Als aandacht voor levensbeschouwing wegvalt mist
vakbeweging iets
Ik ben altijd voorstander geweest van
eenheid onder de arbeiders. Ik was ervan overtuigd dat het NVV en
het NKV in zo'n tempo met elkaar zouden kunnen samengaan dat de
achterban dat harmonisch zou kunnen volgen. Anders was ik er niet
aan begonnen. Maar voor mezelf heb ik de conclusie getrokken dat
deze doelstelling van de vorming van de FNV, het bij elkaar brengen
van mensen die vanuit verschillende richtingen zijn gekomen, het
bundelen van hun krachten vanuit begrip voor elkaars wereld- en
levensbeschouwingen, uit het oog is verloren."
Aanvallen
Als één der eersten in het Nederlands
Katholiek Vakverbond (NKV) ijvert Leo Brouwer openlijk voor grotere
eenheid in de vakbeweging. Pratend over schaken - Brouwers grootste
hartstocht na de vakbeweging, ooit zat hij in het Utrechtse tiental
dat clubkampioen van Nederland werd - zegt hij: "Ik ben altijd een
aanvaller geweest." Een term die moeiteloos kan worden overgezet
naar zijn instelling als vakbondsman. In 1969 zegt hij in het
bondsblad De Steiger dat het voor de bond niet meevalt om
beheersing op te brengen bij het trage, weifelende tempo van het
NKV om samenwerking te zoeken met NVV en CNV. Hij zinspeelt zelfs
op het mogelijk verlaten van het NKV. Weliswaar verlaat de Bouw- en
Houtbond NKV de rijen van het NKV niet, maar internationaal
verbreekt de bond wel de relatie met de christelijke bouw- en
houtinternationale om toe te treden tot de algemene Internationale
Bond van Bouw- en Houtarbeiders (IBBH)). Dit naar aanleiding van de
herhaalde weigering om over internationale samenwerking met de IBBH
te spreken. Het is daardoor voor iedereen in het NKV duidelijk dat
Brouwers dreigement niet als een loos gebaar kan worden
opgevat.
Doelmatigheid, de belangen van de leden,
vormen voor Brouwer de drijfveren in zijn eenheidsstreven. Maar bij
het bewerkstelligen van de eenheid moet de herkenbaarheid voor de
achterban overeind blijven. Geen eenheid door opslokken derhalve.

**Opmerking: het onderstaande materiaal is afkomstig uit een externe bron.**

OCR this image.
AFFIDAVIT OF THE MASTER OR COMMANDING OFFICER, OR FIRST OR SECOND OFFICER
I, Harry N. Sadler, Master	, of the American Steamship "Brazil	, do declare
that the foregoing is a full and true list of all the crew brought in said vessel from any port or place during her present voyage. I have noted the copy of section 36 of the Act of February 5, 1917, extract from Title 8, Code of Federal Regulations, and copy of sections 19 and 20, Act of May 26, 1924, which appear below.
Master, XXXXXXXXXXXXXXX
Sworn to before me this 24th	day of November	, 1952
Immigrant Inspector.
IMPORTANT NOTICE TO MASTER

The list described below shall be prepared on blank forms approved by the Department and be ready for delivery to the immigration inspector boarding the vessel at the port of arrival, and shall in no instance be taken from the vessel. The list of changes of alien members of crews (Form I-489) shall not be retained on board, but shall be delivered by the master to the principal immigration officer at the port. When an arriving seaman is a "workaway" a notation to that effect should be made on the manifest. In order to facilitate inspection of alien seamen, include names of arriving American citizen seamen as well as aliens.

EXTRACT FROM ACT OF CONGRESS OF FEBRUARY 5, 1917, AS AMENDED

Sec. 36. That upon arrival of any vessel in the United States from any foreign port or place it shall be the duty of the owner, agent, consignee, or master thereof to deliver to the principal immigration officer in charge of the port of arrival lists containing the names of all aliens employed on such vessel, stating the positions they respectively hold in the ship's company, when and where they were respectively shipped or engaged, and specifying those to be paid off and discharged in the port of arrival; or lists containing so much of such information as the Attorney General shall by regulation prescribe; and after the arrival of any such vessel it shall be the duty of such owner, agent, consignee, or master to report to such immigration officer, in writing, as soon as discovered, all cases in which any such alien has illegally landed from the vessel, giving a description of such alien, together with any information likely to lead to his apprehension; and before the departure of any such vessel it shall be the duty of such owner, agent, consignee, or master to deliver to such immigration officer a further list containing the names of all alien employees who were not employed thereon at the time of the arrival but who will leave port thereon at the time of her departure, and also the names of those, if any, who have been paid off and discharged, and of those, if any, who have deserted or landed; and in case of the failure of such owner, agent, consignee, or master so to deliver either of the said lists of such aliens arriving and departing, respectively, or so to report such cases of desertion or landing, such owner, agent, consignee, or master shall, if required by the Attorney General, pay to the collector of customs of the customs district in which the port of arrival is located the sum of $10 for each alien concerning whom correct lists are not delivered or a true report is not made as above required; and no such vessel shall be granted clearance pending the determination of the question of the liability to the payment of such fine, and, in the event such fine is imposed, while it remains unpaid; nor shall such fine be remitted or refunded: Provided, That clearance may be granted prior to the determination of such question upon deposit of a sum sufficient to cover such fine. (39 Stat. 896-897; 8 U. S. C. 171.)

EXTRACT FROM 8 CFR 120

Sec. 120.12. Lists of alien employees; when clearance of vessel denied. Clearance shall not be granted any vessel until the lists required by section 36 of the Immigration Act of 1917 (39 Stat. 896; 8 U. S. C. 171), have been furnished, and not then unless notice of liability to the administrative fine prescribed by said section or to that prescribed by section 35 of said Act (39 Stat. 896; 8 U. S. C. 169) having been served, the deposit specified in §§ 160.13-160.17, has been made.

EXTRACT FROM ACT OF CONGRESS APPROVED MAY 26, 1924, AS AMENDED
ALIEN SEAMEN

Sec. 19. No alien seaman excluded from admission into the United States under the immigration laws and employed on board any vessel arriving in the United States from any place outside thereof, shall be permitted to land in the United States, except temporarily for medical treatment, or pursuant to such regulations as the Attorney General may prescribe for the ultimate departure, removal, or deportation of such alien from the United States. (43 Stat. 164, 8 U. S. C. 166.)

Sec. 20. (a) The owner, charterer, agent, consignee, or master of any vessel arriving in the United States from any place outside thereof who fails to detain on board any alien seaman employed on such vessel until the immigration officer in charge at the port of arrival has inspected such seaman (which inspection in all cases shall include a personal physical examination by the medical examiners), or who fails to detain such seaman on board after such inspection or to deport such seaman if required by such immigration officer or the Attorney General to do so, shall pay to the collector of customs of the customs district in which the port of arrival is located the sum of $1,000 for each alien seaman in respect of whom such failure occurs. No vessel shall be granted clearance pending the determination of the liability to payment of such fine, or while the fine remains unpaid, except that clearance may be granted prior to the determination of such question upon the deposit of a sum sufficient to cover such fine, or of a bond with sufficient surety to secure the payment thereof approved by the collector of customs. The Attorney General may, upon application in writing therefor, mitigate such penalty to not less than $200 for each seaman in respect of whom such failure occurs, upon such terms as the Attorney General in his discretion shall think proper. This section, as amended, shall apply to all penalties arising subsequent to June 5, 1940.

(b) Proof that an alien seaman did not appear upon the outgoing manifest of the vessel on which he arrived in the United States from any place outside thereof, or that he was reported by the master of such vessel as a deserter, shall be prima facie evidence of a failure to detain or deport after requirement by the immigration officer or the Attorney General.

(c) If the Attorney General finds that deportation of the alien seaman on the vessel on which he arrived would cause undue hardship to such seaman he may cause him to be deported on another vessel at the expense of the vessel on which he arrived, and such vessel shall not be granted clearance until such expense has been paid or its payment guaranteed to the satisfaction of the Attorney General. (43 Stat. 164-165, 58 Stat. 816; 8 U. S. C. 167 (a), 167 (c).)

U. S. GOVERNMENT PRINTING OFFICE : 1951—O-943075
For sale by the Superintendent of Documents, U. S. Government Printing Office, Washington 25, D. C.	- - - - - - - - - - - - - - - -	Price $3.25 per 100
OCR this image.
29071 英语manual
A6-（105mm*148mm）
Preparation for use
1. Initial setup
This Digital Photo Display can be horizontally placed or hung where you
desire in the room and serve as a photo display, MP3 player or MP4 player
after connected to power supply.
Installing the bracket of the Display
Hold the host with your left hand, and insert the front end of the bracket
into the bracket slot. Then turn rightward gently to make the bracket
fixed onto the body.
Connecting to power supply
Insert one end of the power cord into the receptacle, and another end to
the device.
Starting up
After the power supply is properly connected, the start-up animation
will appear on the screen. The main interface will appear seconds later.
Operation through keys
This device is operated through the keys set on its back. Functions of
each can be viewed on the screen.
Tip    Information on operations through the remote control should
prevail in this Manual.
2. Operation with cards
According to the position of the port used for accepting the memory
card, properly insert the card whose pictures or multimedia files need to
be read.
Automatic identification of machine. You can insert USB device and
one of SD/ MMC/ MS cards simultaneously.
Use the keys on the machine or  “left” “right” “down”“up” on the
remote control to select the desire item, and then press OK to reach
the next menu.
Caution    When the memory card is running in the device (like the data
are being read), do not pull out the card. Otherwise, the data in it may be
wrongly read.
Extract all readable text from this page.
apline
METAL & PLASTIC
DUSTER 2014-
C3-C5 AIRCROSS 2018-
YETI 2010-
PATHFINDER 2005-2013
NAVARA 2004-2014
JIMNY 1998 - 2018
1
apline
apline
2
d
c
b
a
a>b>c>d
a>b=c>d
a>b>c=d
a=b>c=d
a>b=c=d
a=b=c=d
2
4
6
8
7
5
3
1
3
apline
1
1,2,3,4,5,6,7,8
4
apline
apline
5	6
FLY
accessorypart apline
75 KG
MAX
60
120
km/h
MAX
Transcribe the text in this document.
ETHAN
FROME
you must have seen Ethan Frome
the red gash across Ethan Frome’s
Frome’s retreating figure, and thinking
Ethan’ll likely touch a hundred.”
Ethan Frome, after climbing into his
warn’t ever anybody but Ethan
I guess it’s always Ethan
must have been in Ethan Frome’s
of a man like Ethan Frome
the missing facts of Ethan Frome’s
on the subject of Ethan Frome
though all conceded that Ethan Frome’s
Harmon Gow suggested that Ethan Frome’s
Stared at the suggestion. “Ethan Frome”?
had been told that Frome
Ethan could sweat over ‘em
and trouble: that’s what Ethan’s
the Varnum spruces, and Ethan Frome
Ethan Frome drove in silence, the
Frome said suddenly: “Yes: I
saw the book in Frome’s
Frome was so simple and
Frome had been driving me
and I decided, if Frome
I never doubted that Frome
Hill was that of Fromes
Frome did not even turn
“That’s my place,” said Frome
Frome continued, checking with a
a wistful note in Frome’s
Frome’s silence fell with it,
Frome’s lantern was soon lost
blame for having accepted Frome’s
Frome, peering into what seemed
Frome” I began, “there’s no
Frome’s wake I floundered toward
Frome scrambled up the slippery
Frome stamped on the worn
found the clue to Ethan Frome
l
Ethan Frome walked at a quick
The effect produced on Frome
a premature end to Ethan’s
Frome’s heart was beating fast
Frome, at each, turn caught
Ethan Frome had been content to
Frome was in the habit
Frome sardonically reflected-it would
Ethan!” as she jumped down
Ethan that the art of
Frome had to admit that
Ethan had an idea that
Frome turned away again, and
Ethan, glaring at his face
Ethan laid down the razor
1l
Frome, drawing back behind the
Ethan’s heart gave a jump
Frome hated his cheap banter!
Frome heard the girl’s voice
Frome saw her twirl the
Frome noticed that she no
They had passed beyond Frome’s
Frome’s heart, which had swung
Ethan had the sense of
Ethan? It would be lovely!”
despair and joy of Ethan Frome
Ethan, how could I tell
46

Brouwer: "Destijds hebben we ons tot en met geïnformeerd, Ik heb er
onder andere veel met de Bredase bisschop Ernst over gesproken.
"Hebben we op een gegeven moment niet de plicht", heb ik hem
gevraagd, om de eenheid te bewerkstelligen. Om ons in te brengen
zoals we zelf zijn. En dat ook van anderen te aanvaarden. De wereld
staat immers op instorten." Op een gegeven moment heeft de
wetenschappelijk medewerker van het NKV, Fons Arnolds, een formule
aangedragen, die voor ons doorslaggevend was. "Als het afzonderlijk
voortbestaan van vakcentrales er uiteindelijk toeleidt dat je je
taak als vakbeweging niet meer naar behoren kunt vervullen - dat is
dus ten nadele van de leden - dan ben je in geweten verplicht te
onderzoeken of je dat niet samen met anderen beter kunt
doen."
Die eenheid in de vakbeweging krijgt geleidelijk
aan vorm, ondanks het afhaken van het CNV. In de laatste fase voor
de fusie van NVV en NKV wordt intensief gesproken over een FNV als
multi-levensbeschouwelijke vakbeweging. Die van meet af aan voor
iedereen herkenbaar is; voor de leden maar ook voor de
maatschappelijke omgeving. In het bij elkaar brengen van
verschillende levensbeschouwingen, in het kweken van begrip voor
elkaars opvattingen, in het scheppen van een nieuwe
maatschappijvisie, is in de gedachten van de FNV-bouwmeesters een
belangrijke rol weggelegd voor het te stichten secretariaat
Levensbeschouwing en Vakbeweging. "De bisschoppen, die toen nog
overwegend progressief waren, zeiden ons" - aldus Brouwer - "dat ze
graag zouden zien dat er binnen de FNV een katholiek scholings- en
bezinningscentrum zou worden gesticht. Het NKV heeft toen gezegd:
is dat wel zo'n gelukkige gedachte? We willen levensbeschouwingen
bij elkaar brengen. Tot ergernis van sommigen ben ik daarom in de
periode van de fusie heel druk geweest met de oprichting van het
secretariaat Levensbeschouwing en Vakbeweging. Als je het me nu
eerlijk vraagt: dat secretariaat is gewoon niet uit de verf
gekomen."
FNV
Magazine
Zwaarder tilt Brouwer echter aan het
redactiebeleid van FNV Magazine. Daarin ontbreekt de psychologische
kijk op de pluriforme achterban. Als ik bijvoorbeeld het verhaal
over de 'Moederkerk' neem, dat gezeur over Gijsen en die kapitalist
met zijn zomerhuisjes. Dat heeft in alle kranten gestaan. Daar
wordt dan een verhaal van gebakken, waar velen zich aan ergeren.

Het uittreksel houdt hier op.